The miniature size is essential to the effect not only because it establishes a rule within which the chef must operate (only a single mouthful of food) but also because of the inherent delight we experience when we encounter the small. Large meals make us full. Large pieces of art evoke a sense of the sublime. Large works of poetry stay with us and cannot be shaken. The amuse bouche, on the other hand, simply leaves behind a sense of happiness and gratitude.
Enchantment
Enchantment has become an overused word, as have all the synonyms we might use in its place: magic, uncanny-ness, wonderment. The purpose of enchantment is to lift us out of our own sense of being. For just a moment time stops, goals are put aside, and we are allowed to simply be. The delightful object puts the real world aside and provides a space for us to rest from it.
This notion of enchantment was at the heart of the 19th century Romantic movement in poetry. In his preface to the Lyrical Ballads, Wordsworth wrote of the new poetry he and Coleridge were devising,
“The principal object, then, proposed in these Poems was to choose incidents and situations from common life, and to relate or describe them, throughout, as far as was possible in a selection of language really used by men, and, at the same time, to throw over them a certain colouring of imagination, whereby ordinary things should be presented to the mind in an unusual aspect.”
One of my favorite film-makers, Jean Cocteau, was himself a poet and novelist who – almost uniquely – brought this unique sensibility to his movies. The techniques of visual poetry he improvised have over time become part of the common idiom of filmmaking.
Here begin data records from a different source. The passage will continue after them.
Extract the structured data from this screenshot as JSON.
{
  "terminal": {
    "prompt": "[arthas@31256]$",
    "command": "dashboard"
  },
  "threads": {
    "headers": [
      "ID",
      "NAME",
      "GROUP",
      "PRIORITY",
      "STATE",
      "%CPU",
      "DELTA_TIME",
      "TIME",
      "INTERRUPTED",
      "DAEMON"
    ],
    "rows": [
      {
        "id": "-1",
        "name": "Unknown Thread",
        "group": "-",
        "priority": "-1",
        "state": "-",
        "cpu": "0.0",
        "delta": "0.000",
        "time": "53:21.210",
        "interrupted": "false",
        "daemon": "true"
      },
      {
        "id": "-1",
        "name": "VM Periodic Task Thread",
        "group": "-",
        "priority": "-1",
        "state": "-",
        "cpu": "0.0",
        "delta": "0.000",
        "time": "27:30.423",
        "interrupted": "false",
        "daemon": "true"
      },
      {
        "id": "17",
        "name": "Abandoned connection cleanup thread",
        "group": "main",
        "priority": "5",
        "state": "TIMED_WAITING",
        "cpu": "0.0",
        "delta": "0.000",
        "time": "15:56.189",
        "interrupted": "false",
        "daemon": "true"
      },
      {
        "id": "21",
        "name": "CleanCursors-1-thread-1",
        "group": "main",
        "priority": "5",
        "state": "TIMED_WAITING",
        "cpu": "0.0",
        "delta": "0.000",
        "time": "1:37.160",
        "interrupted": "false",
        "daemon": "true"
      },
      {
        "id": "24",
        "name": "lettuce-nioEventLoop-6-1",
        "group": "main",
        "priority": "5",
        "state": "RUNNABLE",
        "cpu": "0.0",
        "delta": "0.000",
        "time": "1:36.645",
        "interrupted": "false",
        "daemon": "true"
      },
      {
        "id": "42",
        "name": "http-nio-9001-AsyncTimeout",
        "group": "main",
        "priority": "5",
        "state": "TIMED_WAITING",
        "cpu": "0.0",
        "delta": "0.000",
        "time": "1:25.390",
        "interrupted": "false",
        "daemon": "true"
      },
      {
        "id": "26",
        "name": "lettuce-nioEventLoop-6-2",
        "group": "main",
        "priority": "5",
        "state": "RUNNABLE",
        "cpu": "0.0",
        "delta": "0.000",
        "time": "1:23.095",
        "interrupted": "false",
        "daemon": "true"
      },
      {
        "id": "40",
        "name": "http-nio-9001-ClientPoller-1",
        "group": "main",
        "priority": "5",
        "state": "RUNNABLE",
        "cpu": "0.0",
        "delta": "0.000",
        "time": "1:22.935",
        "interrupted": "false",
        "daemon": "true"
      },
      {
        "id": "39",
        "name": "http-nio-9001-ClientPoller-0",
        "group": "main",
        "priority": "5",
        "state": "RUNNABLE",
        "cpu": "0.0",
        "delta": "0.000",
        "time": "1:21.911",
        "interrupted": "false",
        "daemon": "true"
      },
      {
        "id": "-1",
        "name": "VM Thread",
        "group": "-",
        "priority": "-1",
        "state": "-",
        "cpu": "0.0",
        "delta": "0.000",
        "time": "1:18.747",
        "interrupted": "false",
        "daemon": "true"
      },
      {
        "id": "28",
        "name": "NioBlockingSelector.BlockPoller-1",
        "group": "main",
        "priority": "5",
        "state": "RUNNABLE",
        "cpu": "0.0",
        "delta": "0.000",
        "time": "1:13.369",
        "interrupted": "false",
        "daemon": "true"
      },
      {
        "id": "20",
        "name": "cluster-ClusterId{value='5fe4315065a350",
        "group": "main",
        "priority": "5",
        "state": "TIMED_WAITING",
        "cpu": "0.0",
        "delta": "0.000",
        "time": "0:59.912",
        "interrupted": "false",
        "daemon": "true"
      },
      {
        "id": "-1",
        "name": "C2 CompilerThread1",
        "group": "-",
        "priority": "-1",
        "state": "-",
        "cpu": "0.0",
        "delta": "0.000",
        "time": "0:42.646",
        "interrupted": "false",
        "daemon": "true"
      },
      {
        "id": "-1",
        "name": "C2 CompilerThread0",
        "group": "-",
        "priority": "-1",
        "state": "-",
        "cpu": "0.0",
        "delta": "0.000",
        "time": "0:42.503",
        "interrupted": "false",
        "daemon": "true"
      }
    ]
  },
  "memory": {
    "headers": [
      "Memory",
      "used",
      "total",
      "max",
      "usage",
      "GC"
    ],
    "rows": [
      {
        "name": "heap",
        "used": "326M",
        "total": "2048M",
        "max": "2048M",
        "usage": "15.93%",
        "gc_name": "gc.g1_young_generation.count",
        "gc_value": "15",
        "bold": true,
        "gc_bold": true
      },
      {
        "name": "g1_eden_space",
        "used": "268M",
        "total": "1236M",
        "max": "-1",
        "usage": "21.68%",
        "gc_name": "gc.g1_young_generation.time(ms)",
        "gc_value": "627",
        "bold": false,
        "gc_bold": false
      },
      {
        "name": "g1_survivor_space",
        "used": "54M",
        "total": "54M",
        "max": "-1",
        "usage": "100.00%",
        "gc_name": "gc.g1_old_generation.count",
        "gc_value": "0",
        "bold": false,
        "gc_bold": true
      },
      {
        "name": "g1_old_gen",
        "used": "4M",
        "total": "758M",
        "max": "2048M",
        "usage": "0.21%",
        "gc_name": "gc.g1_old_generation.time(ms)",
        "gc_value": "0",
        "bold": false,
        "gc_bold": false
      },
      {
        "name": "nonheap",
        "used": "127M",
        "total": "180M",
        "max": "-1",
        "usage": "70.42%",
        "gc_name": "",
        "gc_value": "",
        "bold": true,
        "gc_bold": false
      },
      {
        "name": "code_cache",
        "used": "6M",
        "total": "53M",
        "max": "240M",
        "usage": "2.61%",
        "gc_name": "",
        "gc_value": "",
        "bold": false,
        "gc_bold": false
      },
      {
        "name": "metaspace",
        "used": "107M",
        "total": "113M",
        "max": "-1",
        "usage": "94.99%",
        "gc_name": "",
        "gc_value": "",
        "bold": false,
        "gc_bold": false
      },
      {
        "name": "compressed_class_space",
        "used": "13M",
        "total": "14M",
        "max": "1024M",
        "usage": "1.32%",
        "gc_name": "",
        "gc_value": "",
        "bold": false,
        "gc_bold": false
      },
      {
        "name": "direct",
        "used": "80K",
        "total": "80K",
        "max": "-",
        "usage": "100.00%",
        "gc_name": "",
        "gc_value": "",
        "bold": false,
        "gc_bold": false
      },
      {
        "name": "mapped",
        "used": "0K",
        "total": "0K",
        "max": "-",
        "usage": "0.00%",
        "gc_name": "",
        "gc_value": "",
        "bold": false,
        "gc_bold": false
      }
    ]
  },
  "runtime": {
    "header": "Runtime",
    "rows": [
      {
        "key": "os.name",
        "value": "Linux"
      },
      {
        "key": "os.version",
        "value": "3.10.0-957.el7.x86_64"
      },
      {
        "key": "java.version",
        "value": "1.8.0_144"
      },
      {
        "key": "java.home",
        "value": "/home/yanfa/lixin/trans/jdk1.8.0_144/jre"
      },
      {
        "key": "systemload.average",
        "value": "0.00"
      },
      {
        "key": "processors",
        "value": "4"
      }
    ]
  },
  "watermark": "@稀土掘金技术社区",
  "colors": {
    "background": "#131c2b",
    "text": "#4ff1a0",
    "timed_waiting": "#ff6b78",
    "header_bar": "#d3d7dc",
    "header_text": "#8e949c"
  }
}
No one, however, has ever quite been able to replicate the sense of the uncanny he created in films such as La belle et la bête or Orphée.
Watch, for instance, the arrival of Belle to the Beast’s castle.
The techniques are simple – people with their arms poked through a wall, slow motion filming, and a rolling palette upon which Josette Day is pulled forward. By pulling all these effects together, however, Cocteau was able to create something light and otherworldly.
Here is another effect Cocteau originally attempted in his film from the 30’s Le Sang d’un Poete but didn’t get right until Orphée. It is an adult play on Lewis Carroll’s Through the Looking Glass. My favorite line: “It is not about understanding. It’s about believing.”
Intricacy
A key notion in UX is discoverability. Something should always be left to the end-user to discover on their own. Discovery is a way for users of an experience to make the experience their own. They form an emotional connection with devices and experiences that are discoverable and achieve a sense that the object of delight is for them because they are the ones who figured it out.
Dan Ohlmann is an artist whose works are exhibited at the Musée des miniatures et des décors de cinéma in Lyons.
His talent is not just in mastering the art of the small, but in perfecting the attention to detail needed to enchant his audience and keep them riveted to one spot.
I feel like I could step into one of these dioramas at any time and will find a full world in miniature simply by stepping through the door at the back of the piece.
Dan Ohlmann’s art always hints at there being more just around the corner – a whole new world yet to be discovered.
On the other hand you could just make a phone call I suppose.